FDIC Forms Advisory Committee On Systemic Resolution Issues
WASHINGTON-The FDIC has formed an advisory committee on systemic resolutions to provide advice and guidance on how to unwind a systemically important institution.
According to American Banker, an affiliate of Credit Union Journal, the panel includes some prominent names in the financial services industry, including Paul Volcker, the former chairman of the Federal Reserve Board, Don Kohn, a former vice chairman of the central bank, and William Donaldson, the former chairman of the Securities and Exchange Commission.
Other high profile panelists include H. Rodgin Cohen, a partner at Sullivan & Cromwell and one of the industry's top consultants, John S. Reed, the former chairman and CEO of Citigroup, and Gary Stern, the former president of the Minneapolis Fed.

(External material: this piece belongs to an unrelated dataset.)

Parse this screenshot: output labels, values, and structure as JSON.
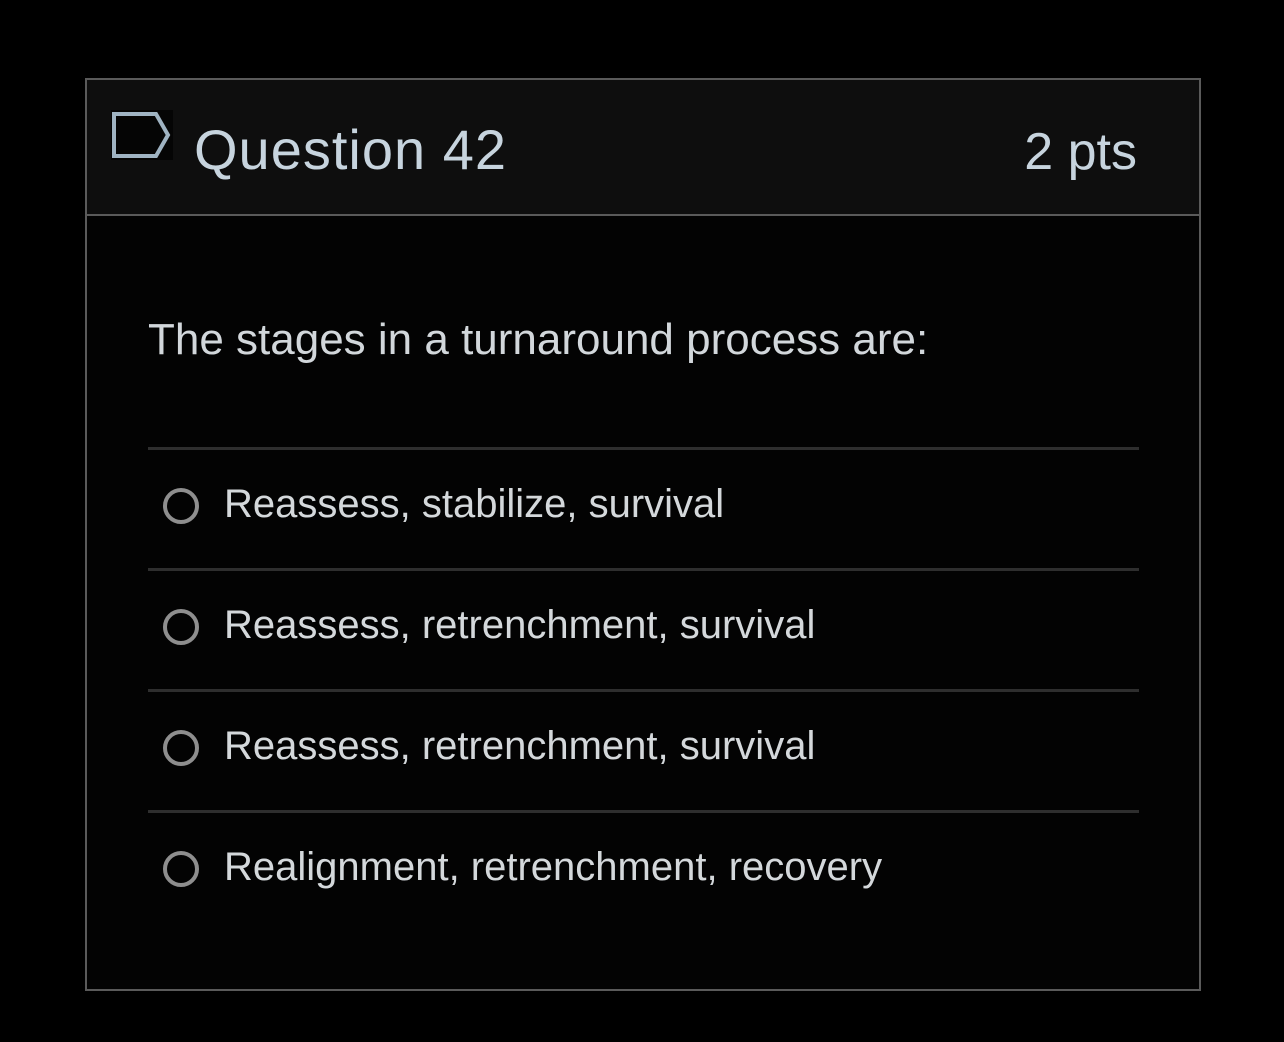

The list also further includes an impressive group of top academics: Anat Admati, an economics professor at Stanford University, Simon Johnson, an economics professor at MIT Sloan School of Management, and Raghuram Rajan, a finance professor at the University of Chicago.
In creating the panel, FDIC Chairman Sheila Bair said the advisory board would advise the federal regulatory agency on the effects of the failure of a systemically important institution and the tools available to successfully unwind a mega-firm, American Banker reported.
"Congress has given the FDIC a tremendous amount of responsibility to ensure that financial organizations formerly deemed too big to fail will no longer receive taxpayer funded bailouts," Bair said in a press release. "The Advisory Committee we created brings together some of the best and brightest minds to augment the groundwork that the FDIC has already put in to place to handle an extremely large and complex failure. I am very pleased with the caliber of people who have agreed to serve on this important committee."
The panel is scheduled to hold its first meeting on June 21.
James Wigand, the director of the FDIC's Office of Complex Financial Institutions, will be the agency's designated officer for the panel, which will not have formal decision-making powers.
The committee has a two-year charter and is expected to meet at least twice a year. There is currently no sunset provision for the advisory board.